LE MOUTON BOULONNAIS

Race ovine rustique du Nord de la France, la Boulonnaise reprend le dessus après un passage à vide de 30 ans ayant quasiment entraîné sa disparition.
La relance de la race a été appuyée depuis une vingtaine d’années par le Centre régional de ressources génétiques Nord-Pas de Calais.

Description:

Le mouton Boulonnais se reconnaît grâce à ses oreilles bien « dressées », qui sont une caractéristique de la race.

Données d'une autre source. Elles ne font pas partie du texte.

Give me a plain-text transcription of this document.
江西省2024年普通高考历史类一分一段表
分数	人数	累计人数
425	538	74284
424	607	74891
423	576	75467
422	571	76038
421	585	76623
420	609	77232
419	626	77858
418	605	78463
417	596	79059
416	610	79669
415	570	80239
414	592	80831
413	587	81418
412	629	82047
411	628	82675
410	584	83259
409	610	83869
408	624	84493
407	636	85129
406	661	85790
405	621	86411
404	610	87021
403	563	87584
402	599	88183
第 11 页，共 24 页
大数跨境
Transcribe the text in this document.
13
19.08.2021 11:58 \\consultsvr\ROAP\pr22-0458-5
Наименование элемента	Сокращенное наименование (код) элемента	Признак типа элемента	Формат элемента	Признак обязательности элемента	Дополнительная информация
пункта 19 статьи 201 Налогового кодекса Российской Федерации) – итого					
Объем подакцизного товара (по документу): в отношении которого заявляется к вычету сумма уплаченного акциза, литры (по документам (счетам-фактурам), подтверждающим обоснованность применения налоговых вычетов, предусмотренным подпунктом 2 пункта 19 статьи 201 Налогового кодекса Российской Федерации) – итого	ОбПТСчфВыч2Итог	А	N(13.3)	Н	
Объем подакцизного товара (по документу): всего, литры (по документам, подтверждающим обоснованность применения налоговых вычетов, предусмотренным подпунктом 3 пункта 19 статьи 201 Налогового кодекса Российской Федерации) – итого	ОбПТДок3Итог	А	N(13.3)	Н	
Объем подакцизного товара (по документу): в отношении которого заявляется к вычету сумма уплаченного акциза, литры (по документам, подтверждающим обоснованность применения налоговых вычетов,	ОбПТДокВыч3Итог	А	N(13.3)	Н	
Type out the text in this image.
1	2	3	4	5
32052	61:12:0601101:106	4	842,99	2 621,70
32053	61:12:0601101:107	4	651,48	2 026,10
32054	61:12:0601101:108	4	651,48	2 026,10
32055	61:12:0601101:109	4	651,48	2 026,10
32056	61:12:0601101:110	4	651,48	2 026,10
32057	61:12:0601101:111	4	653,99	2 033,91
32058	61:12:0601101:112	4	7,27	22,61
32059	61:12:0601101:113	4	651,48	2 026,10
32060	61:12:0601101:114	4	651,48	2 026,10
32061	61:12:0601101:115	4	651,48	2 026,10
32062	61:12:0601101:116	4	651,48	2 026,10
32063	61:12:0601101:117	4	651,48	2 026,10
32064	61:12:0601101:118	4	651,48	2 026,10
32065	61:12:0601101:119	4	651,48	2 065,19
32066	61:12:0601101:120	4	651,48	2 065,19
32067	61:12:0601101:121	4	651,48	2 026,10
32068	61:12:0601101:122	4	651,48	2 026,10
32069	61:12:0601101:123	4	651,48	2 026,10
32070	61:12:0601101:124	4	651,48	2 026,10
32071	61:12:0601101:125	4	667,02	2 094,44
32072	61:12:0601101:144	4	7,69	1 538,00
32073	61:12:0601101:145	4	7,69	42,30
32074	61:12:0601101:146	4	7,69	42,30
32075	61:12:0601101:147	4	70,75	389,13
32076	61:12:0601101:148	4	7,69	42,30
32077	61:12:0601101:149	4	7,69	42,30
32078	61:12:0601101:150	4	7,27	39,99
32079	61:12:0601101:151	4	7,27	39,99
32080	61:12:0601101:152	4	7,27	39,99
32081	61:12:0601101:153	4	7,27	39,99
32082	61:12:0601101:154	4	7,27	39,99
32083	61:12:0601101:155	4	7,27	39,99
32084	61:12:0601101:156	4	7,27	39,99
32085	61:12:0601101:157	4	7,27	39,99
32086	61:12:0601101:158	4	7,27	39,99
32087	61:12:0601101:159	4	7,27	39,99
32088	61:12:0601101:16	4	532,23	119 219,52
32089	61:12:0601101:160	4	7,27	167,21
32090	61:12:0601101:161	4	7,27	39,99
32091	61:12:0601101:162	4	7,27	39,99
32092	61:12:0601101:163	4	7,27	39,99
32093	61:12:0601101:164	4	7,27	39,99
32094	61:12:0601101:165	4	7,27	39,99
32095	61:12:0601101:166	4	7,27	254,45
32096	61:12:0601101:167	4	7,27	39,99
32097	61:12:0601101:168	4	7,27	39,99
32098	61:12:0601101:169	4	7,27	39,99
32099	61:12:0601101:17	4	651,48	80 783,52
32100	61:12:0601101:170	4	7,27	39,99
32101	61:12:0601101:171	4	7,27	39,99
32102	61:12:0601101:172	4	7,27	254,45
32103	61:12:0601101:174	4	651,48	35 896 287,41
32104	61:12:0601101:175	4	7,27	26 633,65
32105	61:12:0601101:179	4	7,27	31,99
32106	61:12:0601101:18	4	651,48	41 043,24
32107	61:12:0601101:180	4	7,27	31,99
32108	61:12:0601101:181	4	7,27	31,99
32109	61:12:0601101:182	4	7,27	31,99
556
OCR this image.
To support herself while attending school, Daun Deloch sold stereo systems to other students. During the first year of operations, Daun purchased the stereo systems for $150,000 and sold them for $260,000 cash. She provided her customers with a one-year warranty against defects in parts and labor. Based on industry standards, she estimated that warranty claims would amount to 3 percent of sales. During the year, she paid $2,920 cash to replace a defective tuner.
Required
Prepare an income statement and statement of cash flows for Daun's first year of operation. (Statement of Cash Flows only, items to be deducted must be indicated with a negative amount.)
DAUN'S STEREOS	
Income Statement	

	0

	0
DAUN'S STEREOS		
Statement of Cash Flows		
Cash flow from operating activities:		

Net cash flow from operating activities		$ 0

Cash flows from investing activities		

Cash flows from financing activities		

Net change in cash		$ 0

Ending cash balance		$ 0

Il est doté d’un corps long, charpenté et cylindrique, sa tête est fine et de couleur bleutée.

Le poids des béliers varie entre 120 et 130 kg et pour les brebis de 75 kg à 90kg.

Origine:

L'origine du mouton Boulonnais est à rechercher dans la race Artésienne (émanant du mouton Flamand), qui fut croisée aux XVIII ème et XIX ème siècles avec des béliers britanniques.
Après un siècle de sélection, la race fut fixée vers 1880.
Estimée à 170 000 têtes en 1923, la race a très fortement régressé durant la seconde moitié du XX ème siècle.
Cependant, quelques éleveurs opiniâtres ont continué à la sélectionner en race pure jusqu'à la création de l'Association des éleveurs de moutons Boulonnais en 1984, en partenariat avec le Centre régional de ressources génétiques Nord-Pas de Calais.
La race est à nouveau reconnue officiellement depuis 1991 par le Ministère de l'Agriculture et adhère à l'Association des Livres Généalogiques Ovins (ALGO).

Localisation:

les élevages de la race sont localisés dans la partie occidentale de la région Nord-Pas de Calais et sur la côte Picarde.

Débouchés économiques :

La race est reconnue principalement pour sa production d’agneau de boucherie. La création de la filière Agneau Boulonnais permet en effet, de commercialiser ce produit de qualité auprès de 6 artisans bouchers régionaux.

Quelques chiffres:

1100 brebis sont inscrites au livre généalogique
50 béliers en activité
30 éleveurs adhérents à l’Association

Situation
actuelle :

Le cheptel Boulonnais regroupe près de 2 000 reproducteurs cantonnés dans les deux régions Nord-Pas de Calais et Picardie. La race bénéficie depuis quelques temps d’une croissance des effectifs.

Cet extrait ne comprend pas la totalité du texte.